Os trabalhos do sínodo sobre a família prosseguiram esta segunda-feira, mas dentro e fora da sala onde se reúnem os bispos as atenções centraram-se numa carta, alegadamente enviada ao Papa por um grupo de 13 cardeais conservadores. E o termo “alegadamente” é chave.
Foi de manhã que o conhecido vaticanista Sandro Magister divulgou o conteúdo da carta e a lista dos supostos signatários. Os cardeais manifestavam ao Papa a sua preocupação com a forma como o sínodo está a ser conduzido, chamando atenção para o facto de a comissão redactora do documento final não ter sido eleita mas sim nomeada, com supostos liberais a exercer uma influência desmedida.
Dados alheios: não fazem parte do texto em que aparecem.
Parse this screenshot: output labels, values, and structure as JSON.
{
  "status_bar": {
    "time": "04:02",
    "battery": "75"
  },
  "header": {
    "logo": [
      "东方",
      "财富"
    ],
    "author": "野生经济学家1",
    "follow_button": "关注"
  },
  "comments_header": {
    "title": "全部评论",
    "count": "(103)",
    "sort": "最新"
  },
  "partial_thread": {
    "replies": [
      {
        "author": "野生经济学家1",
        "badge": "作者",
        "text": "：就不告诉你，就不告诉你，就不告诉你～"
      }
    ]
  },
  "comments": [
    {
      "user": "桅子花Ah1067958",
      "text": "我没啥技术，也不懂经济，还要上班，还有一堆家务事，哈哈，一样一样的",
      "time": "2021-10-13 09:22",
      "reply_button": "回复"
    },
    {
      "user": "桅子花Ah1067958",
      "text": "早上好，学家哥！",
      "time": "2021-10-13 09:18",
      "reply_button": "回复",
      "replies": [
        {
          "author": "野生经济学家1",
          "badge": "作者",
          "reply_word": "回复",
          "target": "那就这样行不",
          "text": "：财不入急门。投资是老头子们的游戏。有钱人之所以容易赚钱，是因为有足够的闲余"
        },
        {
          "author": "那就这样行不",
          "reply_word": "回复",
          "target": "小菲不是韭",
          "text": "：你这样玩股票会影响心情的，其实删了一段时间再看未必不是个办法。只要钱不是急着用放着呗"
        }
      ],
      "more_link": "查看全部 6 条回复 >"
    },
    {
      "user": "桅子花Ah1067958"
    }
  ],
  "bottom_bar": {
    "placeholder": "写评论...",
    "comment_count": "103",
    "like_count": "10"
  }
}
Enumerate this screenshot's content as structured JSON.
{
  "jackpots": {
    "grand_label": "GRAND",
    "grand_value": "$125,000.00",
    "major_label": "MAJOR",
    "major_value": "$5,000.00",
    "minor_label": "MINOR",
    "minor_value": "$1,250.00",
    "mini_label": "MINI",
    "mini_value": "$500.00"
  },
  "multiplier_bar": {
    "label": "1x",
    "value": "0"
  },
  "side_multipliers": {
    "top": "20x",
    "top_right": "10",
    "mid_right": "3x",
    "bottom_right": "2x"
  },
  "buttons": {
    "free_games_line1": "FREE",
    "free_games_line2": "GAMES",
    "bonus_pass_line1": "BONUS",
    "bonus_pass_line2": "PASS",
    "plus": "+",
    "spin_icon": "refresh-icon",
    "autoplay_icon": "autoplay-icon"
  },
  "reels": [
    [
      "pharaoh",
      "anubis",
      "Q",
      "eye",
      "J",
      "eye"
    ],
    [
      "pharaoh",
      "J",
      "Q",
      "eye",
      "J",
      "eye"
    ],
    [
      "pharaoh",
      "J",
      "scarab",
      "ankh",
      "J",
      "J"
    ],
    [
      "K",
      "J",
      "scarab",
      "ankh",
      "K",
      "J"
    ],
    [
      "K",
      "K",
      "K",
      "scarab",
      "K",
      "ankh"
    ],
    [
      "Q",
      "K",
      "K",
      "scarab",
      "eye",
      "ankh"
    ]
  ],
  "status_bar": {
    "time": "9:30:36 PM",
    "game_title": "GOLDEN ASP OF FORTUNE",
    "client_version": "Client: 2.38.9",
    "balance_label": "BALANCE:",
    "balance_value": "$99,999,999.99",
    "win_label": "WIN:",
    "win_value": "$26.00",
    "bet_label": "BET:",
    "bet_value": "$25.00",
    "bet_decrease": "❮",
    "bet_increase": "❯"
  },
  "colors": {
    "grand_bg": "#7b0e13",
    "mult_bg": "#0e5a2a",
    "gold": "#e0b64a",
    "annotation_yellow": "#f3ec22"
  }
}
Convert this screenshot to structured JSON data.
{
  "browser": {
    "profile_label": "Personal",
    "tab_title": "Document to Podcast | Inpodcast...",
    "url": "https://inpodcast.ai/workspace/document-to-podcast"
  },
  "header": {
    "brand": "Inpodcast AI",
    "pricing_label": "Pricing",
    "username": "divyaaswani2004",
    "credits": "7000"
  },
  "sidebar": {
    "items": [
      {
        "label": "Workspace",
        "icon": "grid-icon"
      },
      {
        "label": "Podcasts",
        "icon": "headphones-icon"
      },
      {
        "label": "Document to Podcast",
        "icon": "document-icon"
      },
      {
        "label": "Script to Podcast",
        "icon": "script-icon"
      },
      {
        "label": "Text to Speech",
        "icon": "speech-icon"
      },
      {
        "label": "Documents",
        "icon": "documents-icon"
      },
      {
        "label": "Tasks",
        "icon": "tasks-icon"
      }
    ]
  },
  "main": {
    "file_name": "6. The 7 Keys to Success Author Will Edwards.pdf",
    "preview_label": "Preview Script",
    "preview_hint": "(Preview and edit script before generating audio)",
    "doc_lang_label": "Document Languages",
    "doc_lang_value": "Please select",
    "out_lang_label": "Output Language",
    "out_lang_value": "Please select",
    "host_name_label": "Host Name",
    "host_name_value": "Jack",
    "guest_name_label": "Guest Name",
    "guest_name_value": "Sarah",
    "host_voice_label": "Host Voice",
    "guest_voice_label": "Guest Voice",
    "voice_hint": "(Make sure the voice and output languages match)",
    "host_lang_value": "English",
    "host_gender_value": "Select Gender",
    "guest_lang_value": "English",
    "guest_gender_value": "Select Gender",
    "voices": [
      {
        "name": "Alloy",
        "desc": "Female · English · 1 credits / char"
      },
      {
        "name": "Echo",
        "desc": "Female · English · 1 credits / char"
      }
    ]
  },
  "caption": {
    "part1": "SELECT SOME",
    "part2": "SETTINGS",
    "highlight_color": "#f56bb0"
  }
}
A carta critica ainda o "instrumentum laboris", o documento que serve de base para os trabalhos, dizendo que é fraco e que o método de trabalho, com mais enfoque nos pequenos grupos e menos tempo de reunião plenária, é um obstáculo ao seu aperfeiçoamento. Por fim, a carta diz que parece que tudo está a ser feito para levar à adopção de mudanças no que diz respeito ao ensinamento da Igreja sobre casados e recasados ou uniões homossexuais, avisando que caso isso aconteça Roma estará a seguir o exemplo de Igrejas protestantes que “colapsaram” no presente século precisamente por se terem afastado da tradição cristã.
Segundo o jornalista italiano, esta carta foi enviada ao Papa logo no dia 5 de Outubro e terá sido em resposta a ela que o Papa fez uma intervenção não planeada nos trabalhos, defendendo o método e pedindo aos bispos para não entrarem por teorias da conspiração.
A notícia foi um dos temas mais abordados durante a conferência de imprensa diária que decorreu no Vaticano, que esta segunda-feira não contou com a presença de bispos, mas sim de dois dos casais que participam no sínodo como auditores.
Em resposta às perguntas dos jornalistas, o director da Sala de Imprensa, padre Federico Lombardi, não negou, nem confirmou, a existência da carta.
“Não posso verificar se corresponde ou não à realidade. Se é um documento dirigido ao Papa, deveria ser o Papa a dizer se recebeu ou não o documento. Eu só respondo com base no facto de alguns cardeais, interrogados sobre a carta, terem dito que não a assinaram. E esta é uma coisa clara e concreta.”
Mas a situação tornou-se mais confusa ao longo do dia, com pelo menos quatro cardeais a dizer que não só não tinham assinado a carta como não a conheciam. Depois veio o cardeal George Pell, listado como o primeiro signatário, que admitiu a existência de uma carta, mas disse que na versão transcrita por Magister havia erros não só de conteúdo como na lista de cardeais que assinaram. Entretanto, outro dos cardeais cujo nome aparecia associado à carta veio afirmar que assinou de facto uma carta para o Papa, mas não aquela.
Um sínodo dos média?
Com esta sucessão de notícias e de informação e contra-informação, não é de admirar que a imprensa, que está vedada dos trabalhos do sínodo, transmita uma imagem de divisão e conflito, mas, segundo o professor brasileiro Pedro de Rezende, que com a sua mulher Ketty participa como auditor no sínodo, tal não corresponde à verdade.
“Fiquei muito surpreendido ao ver o que a imprensa tem publicado. É surpreendente no sentido em que muitas e muitas vezes não corresponde ao que assistimos lá dentro. Há notícias que parecem sugerir que os padres sinodais estão lá dentro a discutir. Mas nós temos o instrumento de trabalho e o conteúdo desse documento é o que está a ser tratado pelos padres sinodais com ajuda do Espírito Santo. Por isso, fiquei surpreendido ao ver que o que se diz não tem sido lá muito fiel”, afirmou.
Enquanto a imprensa tem sublinhado as questões da doutrina, diz Pedro de Rezende, isso não é o que preocupa os padres sinodais: “Primeiro que tudo, temos de perceber que o objectivo deste sínodo é apresentar ao Papa propostas sobre questões pastorais. Por isso, não tem havido discussão significativa sobre questões de doutrina. A doutrina não está em causa, mas sim as atitudes pastorais que estão a ser avaliadas, considerando os actuais problemas na sociedade de hoje que precisam de uma nova abordagem.“
“Por isso, o essencial está nos conselhos a dar ao Papa sobre eventuais mudanças pastorais que possam vir a ser necessárias”, diz.
Juntamente com os Rezende, compareceu na conferência de imprensa um casal indiano. Ambos concordaram que é unânime a necessidade de uma preparação mais vasta antes do matrimónio e um acompanhamento posterior, nas diferentes etapas da vida em comum, por forma a evitar precisamente as rupturas nos casamentos.